Kinder müssen nicht nur lernen, wie sie sich die Schuhe binden, sondern auch, wie sie mit ihren eigenen Emotionen und denen anderer umgehen. Dabei spielen Freunde und die Schule eine große Rolle, doch den meisten Einfluss haben häufig die Eltern des Kindes, die sich auch auf deren Intelligenz auswirken. Fehler, die sie machen, können bis ins Erwachsenenalter nachwirken. Haben sie selbst nicht die nötige emotionale Reife, tun sie sich besonders schwer, ihrem Kind wichtige Fähigkeiten zu vermitteln.
„Emotionales Leben – damit meine ich das Erleben, Fühlen, Wahrnehmen, den Ausdruck und die Regulation von Emotionen auf mich selbst und auf meine Umwelt bezogen – ist eine Entwicklungsaufgabe, die seit frühesten Kindheitserfahrungen beeinflusst wird“, sagt Barbara Neuhold BuzzFeed News Deutschland, einer Marke von IPPEN.MEDIA. Die Psychologin erklärt, was emotional unreife Eltern ausmacht und wie diese ihren Kindern schaden.
Psychologin erklärt, was „emotional unreif“ bedeutet
„Den Begriff ‚emotional unreif‘ würde ich dann verwenden, wenn sich eine Person nicht reflektiert oder weiterentwickelt“, sagt die Psychologin. Emotional unreife Personen könnten häufig mit ihren eigenen Gefühlen, Bedürfnissen und Grenzen nicht umgehen, weshalb sie auch bei anderen „unempathisch und invalidierend reagieren“, sagt die Psychologin BuzzFeed News Deutschland.
Ob und wie Eltern ihren Kindern beibringen können, mit den eigenen Emotionen umzugehen, hänge häufig mit ihrer eigenen Kindheit zusammen. Wer selbst nie gelernt habe, wie es geht, könne schwerer auf die Wutausbrüche des Nachwuchses reagieren. Eltern, die selbst keine Nähe und Emotionen zulassen könnten, reagierten oft so, „als sei das Kind nicht existent. Sie zeigen wenig Einfühlungsvermögen, sind weder selbst reflektierend noch realitätsbezogen“, erklärt Neuhold.
Dies ist ein Artikel von BuzzFeed News Deutschland. Wir sind ein Teil des IPPEN.MEDIA-Netzwerkes. Hier gibt es alle Beiträge von BuzzFeed News Deutschand.
„Einfühlsame Eltern“: Psychologin erklärt, warum emotionale Reife wichtig ist
„Emotionen brauchen eine Sprache, eine Kommunikation, denn gerade in der Wortlosigkeit entsteht nicht nur Gewalt im Miteinander, sondern auch der Nährboden für psychische Erkrankungen“, erklärt Neuhold. Bei Kindern könnten manche Dinge „je nach Alter eben noch nicht in der Erwachsenensprache formuliert werden“. So eine Situation sei für Kind und Eltern gleichermaßen eine Herausforderung.
„Hierfür braucht es einfühlsame Eltern, die dabei begleitet wurden, zu lernen, in sich hinein zu spüren, hineinzuhorchen, ihren Schmerz, Traurigkeit oder ihre Angst spüren zu dürfen“, sagt die Psychologin. So lerne das Kind, „dass Emotionen das eigene Erleben weder überfluten müssen, noch unterdrückt werden müssen“ und könne so zusammen mit seinen Eltern psychischen Krankheiten vorbeugen.

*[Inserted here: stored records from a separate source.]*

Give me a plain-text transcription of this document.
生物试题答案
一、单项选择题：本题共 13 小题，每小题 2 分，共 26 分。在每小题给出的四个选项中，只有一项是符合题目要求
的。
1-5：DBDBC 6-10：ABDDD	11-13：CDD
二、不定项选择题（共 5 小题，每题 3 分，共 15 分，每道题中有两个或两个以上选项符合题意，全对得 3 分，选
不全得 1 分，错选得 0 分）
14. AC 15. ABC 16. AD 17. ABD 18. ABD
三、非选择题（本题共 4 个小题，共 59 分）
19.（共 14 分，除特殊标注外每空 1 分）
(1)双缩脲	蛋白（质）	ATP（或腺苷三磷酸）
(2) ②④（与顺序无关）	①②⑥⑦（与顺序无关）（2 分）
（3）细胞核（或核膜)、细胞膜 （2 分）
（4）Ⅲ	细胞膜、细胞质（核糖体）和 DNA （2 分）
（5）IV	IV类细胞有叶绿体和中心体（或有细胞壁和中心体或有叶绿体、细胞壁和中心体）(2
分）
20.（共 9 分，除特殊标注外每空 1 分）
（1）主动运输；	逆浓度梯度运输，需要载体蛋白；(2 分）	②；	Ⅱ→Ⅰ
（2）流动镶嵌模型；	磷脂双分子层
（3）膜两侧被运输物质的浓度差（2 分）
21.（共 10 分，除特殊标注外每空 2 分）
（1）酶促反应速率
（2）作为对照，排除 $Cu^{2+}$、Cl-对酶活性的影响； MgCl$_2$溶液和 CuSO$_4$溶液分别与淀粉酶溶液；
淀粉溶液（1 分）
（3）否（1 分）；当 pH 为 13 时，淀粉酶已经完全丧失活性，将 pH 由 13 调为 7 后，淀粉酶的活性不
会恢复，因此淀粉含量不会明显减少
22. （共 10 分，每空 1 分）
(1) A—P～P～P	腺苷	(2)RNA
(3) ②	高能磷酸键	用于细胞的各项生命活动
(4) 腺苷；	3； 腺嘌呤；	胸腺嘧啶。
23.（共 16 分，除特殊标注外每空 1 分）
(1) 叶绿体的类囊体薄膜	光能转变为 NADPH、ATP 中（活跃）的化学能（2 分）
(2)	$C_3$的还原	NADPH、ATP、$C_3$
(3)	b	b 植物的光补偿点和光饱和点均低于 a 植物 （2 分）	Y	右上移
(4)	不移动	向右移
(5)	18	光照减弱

Emotional unreife Eltern schaden dem Selbstwert ihrer Kinder
Ein Kind müsse in seiner Bedürftigkeit ernst genommen werden. Werde es mit seinen Emotionen alleine gelassen, erhöhe sich „die Wahrscheinlichkeit für einen negativen Umgang mit sich“, erklärt die Psychologin. „Eigenes Erleben wird unterdrückt, ignoriert, negativ bewertet, was parallel auch den Selbstwert schwächt.“ Gedanken wie „‚es ist schlecht, dass ich so fühle, ich darf das nicht zeigen‘ bis hin zu ‚ich bin schwach, ich bin nicht gut genug‘“ machten sich breit.

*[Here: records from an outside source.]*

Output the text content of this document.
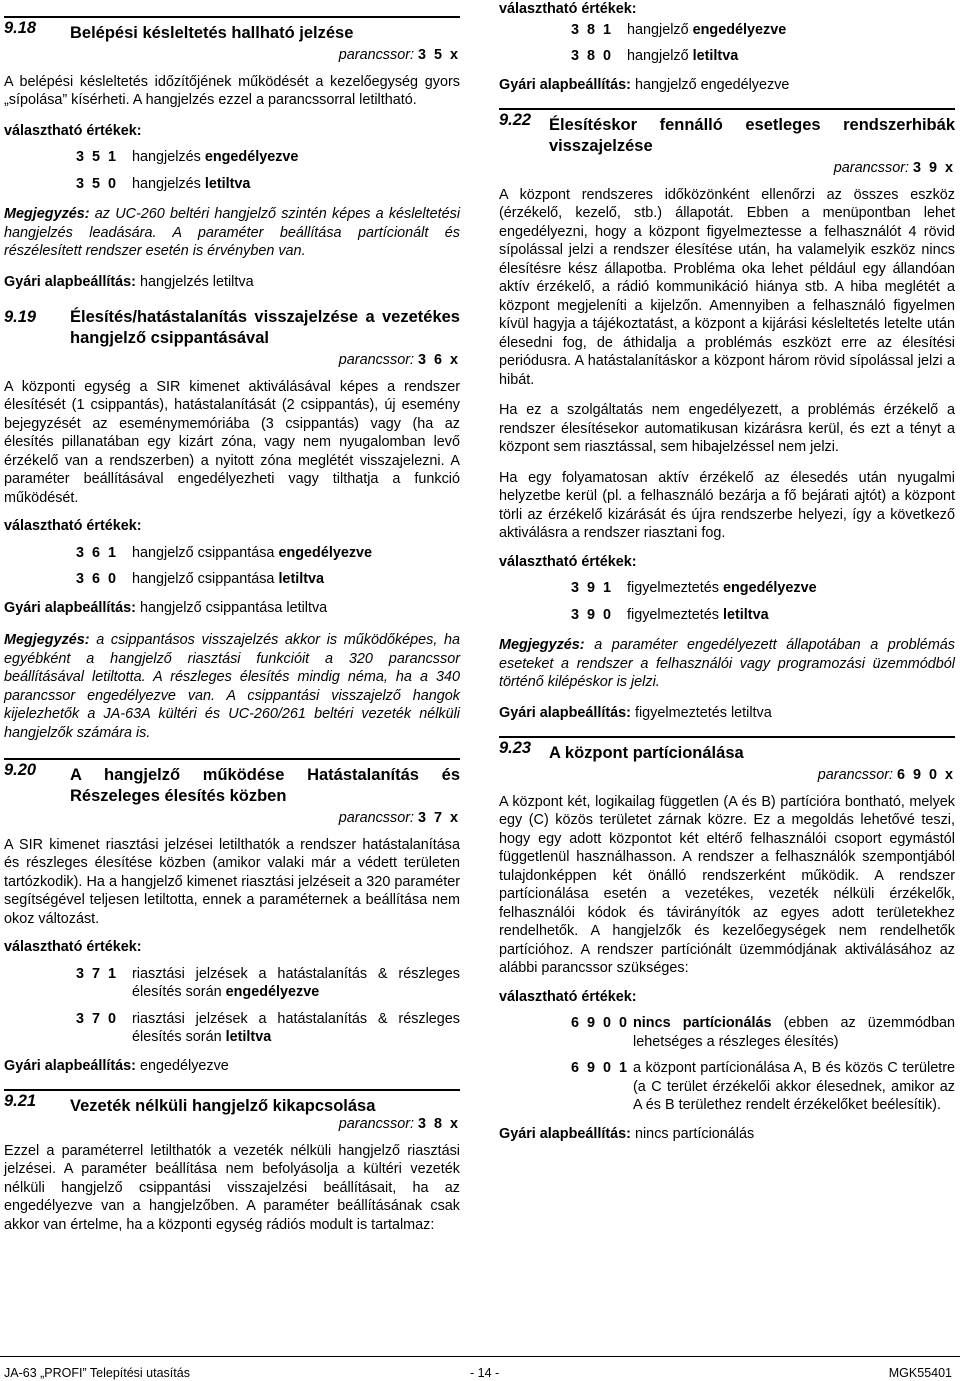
9.18	Belépési késleltetés hallható jelzése
parancssor: 3 5 x

A belépési késleltetés időzítőjének működését a kezelőegység gyors „sípolása” kísérheti. A hangjelzés ezzel a parancssorral letiltható.

választható értékek:

3 5 1 hangjelzés engedélyezve
3 5 0 hangjelzés letiltva

Megjegyzés: az UC-260 beltéri hangjelző szintén képes a késleltetési hangjelzés leadására. A paraméter beállítása partícionált és részélesített rendszer esetén is érvényben van.

Gyári alapbeállítás: hangjelzés letiltva

9.19	Élesítés/hatástalanítás visszajelzése a vezetékes hangjelző csippantásával
parancssor: 3 6 x

A központi egység a SIR kimenet aktiválásával képes a rendszer élesítését (1 csippantás), hatástalanítását (2 csippantás), új esemény bejegyzését az eseménymemóriába (3 csippantás) vagy (ha az élesítés pillanatában egy kizárt zóna, vagy nem nyugalomban levő érzékelő van a rendszerben) a nyitott zóna meglétét visszajelezni. A paraméter beállításával engedélyezheti vagy tilthatja a funkció működését.

választható értékek:

3 6 1 hangjelző csippantása engedélyezve
3 6 0 hangjelző csippantása letiltva

Gyári alapbeállítás: hangjelző csippantása letiltva

Megjegyzés: a csippantásos visszajelzés akkor is működőképes, ha egyébként a hangjelző riasztási funkcióit a 320 parancssor beállításával letiltotta. A részleges élesítés mindig néma, ha a 340 parancssor engedélyezve van. A csippantási visszajelző hangok kijelezhetők a JA-63A kültéri és UC-260/261 beltéri vezeték nélküli hangjelzők számára is.

9.20	A hangjelző működése Hatástalanítás és Részeleges élesítés közben
parancssor: 3 7 x

A SIR kimenet riasztási jelzései letilthatók a rendszer hatástalanítása és részleges élesítése közben (amikor valaki már a védett területen tartózkodik). Ha a hangjelző kimenet riasztási jelzéseit a 320 paraméter segítségével teljesen letiltotta, ennek a paraméternek a beállítása nem okoz változást.

választható értékek:

3 7 1 riasztási jelzések a hatástalanítás & részleges élesítés során engedélyezve
3 7 0 riasztási jelzések a hatástalanítás & részleges élesítés során letiltva

Gyári alapbeállítás: engedélyezve

9.21	Vezeték nélküli hangjelző kikapcsolása
parancssor: 3 8 x

Ezzel a paraméterrel letilthatók a vezeték nélküli hangjelző riasztási jelzései. A paraméter beállítása nem befolyásolja a kültéri vezeték nélküli hangjelző csippantási visszajelzési beállításait, ha az engedélyezve van a hangjelzőben. A paraméter beállításának csak akkor van értelme, ha a központi egység rádiós modult is tartalmaz:

választható értékek:

3 8 1 hangjelző engedélyezve
3 8 0 hangjelző letiltva

Gyári alapbeállítás: hangjelző engedélyezve

9.22	Élesítéskor fennálló esetleges rendszerhibák visszajelzése
parancssor: 3 9 x

A központ rendszeres időközönként ellenőrzi az összes eszköz (érzékelő, kezelő, stb.) állapotát. Ebben a menüpontban lehet engedélyezni, hogy a központ figyelmeztesse a felhasználót 4 rövid sípolással jelzi a rendszer élesítése után, ha valamelyik eszköz nincs élesítésre kész állapotba. Probléma oka lehet például egy állandóan aktív érzékelő, a rádió kommunikáció hiánya stb. A hiba meglétét a központ megjeleníti a kijelzőn. Amennyiben a felhasználó figyelmen kívül hagyja a tájékoztatást, a központ a kijárási késleltetés letelte után élesedni fog, de áthidalja a problémás eszközt erre az élesítési periódusra. A hatástalanításkor a központ három rövid sípolással jelzi a hibát.

Ha ez a szolgáltatás nem engedélyezett, a problémás érzékelő a rendszer élesítésekor automatikusan kizárásra kerül, és ezt a tényt a központ sem riasztással, sem hibajelzéssel nem jelzi.

Ha egy folyamatosan aktív érzékelő az élesedés után nyugalmi helyzetbe kerül (pl. a felhasználó bezárja a fő bejárati ajtót) a központ törli az érzékelő kizárását és újra rendszerbe helyezi, így a következő aktiválásra a rendszer riasztani fog.

választható értékek:

3 9 1 figyelmeztetés engedélyezve
3 9 0 figyelmeztetés letiltva

Megjegyzés: a paraméter engedélyezett állapotában a problémás eseteket a rendszer a felhasználói vagy programozási üzemmódból történő kilépéskor is jelzi.

Gyári alapbeállítás: figyelmeztetés letiltva

9.23	A központ partícionálása
parancssor: 6 9 0 x

A központ két, logikailag független (A és B) partícióra bontható, melyek egy (C) közös területet zárnak közre. Ez a megoldás lehetővé teszi, hogy egy adott központot két eltérő felhasználói csoport egymástól függetlenül használhasson. A rendszer a felhasználók szempontjából tulajdonképpen két önálló rendszerként működik. A rendszer partícionálása esetén a vezetékes, vezeték nélküli érzékelők, felhasználói kódok és távirányítók az egyes adott területekhez rendelhetők. A hangjelzők és kezelőegységek nem rendelhetők partícióhoz. A rendszer partíciónált üzemmódjának aktiválásához az alábbi parancssor szükséges:

választható értékek:

6 9 0 0 nincs partícionálás (ebben az üzemmódban lehetséges a részleges élesítés)
6 9 0 1 a központ partícionálása A, B és közös C területre (a C terület érzékelői akkor élesednek, amikor az A és B területhez rendelt érzékelőket beélesítik).

Gyári alapbeállítás: nincs partícionálás

JA-63 „PROFI” Telepítési utasítás	- 14 -	MGK55401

Werde ein Kind beispielsweise ignoriert, wenn es traurig oder krank sei, dann werde es dies als Erwachsener bei sich selbst tun und es bei den eigenen Kindern wiederholen. Oder –das könne auch passieren – „der Wunsch nach Bedürfnisversorgung“ durch die eigene Vernachlässigung werde so groß, dass das ignorierte Kind als Erwachsener versuche, ihre eigenen Wünsche und Bedürfnisse durch eigene Kinder zu befriedigen.

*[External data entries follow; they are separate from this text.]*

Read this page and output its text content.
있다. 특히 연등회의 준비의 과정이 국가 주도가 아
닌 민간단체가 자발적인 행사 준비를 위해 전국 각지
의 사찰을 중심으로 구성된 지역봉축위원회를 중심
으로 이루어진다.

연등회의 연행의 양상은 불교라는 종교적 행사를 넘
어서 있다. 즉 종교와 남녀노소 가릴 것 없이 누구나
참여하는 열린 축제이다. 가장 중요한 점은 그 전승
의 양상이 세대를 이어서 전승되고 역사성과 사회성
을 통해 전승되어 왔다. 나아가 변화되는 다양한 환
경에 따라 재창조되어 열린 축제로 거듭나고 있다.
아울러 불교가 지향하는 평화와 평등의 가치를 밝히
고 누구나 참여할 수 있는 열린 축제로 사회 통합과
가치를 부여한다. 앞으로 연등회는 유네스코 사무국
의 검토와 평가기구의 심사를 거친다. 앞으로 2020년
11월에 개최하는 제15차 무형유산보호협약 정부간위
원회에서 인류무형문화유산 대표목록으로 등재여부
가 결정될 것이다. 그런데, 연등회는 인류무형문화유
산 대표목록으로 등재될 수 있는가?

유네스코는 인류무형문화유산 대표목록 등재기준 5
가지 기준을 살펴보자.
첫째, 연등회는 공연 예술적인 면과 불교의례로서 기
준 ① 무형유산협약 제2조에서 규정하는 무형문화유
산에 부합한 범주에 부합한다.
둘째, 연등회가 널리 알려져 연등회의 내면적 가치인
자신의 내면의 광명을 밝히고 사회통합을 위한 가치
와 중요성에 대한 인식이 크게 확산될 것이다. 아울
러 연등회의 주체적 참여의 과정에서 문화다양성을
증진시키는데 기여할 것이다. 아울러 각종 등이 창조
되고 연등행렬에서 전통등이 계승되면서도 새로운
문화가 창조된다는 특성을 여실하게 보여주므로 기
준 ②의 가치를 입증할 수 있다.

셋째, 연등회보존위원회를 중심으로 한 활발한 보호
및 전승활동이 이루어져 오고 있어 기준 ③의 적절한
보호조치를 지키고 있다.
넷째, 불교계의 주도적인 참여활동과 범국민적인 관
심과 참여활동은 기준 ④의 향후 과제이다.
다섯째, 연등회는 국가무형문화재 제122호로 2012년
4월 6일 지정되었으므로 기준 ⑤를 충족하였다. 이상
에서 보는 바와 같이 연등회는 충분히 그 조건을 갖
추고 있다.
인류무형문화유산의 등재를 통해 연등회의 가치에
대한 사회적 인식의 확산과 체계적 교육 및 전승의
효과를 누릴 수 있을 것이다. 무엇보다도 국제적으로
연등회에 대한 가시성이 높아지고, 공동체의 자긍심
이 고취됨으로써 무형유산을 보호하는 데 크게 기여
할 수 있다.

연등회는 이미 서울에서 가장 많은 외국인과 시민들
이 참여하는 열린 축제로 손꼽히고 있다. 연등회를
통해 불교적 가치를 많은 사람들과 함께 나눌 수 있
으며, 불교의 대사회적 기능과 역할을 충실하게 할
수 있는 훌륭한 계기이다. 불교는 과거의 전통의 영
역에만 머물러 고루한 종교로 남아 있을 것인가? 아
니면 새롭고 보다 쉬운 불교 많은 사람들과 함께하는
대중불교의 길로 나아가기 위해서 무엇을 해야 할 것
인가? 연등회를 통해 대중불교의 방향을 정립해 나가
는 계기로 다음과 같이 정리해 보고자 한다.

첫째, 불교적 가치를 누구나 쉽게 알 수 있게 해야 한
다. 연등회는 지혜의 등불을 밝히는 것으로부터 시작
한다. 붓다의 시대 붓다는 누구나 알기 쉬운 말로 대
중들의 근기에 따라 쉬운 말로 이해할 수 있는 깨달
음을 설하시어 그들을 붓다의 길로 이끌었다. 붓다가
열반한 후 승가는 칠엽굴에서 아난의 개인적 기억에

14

Diese Kinder lernten dann, „sich nach der Befindlichkeit anderer zu richten und die Verantwortung für deren Wohlergehen zu tragen. Eigene Emotionen und Bedürfnisse werden unterdrückt“, erklärt die Psychologin. „Diese perfektionistische Getriebenheit der Eltern kann so weit führen, dass die Heranwachsenden später den Lebensstil, Partner oder Berufe gemäß dem Elternwunsch wählen oder im schlimmsten Fall ausbrennen“. Das Phänomen wird auch „People Pleasing“ genannt.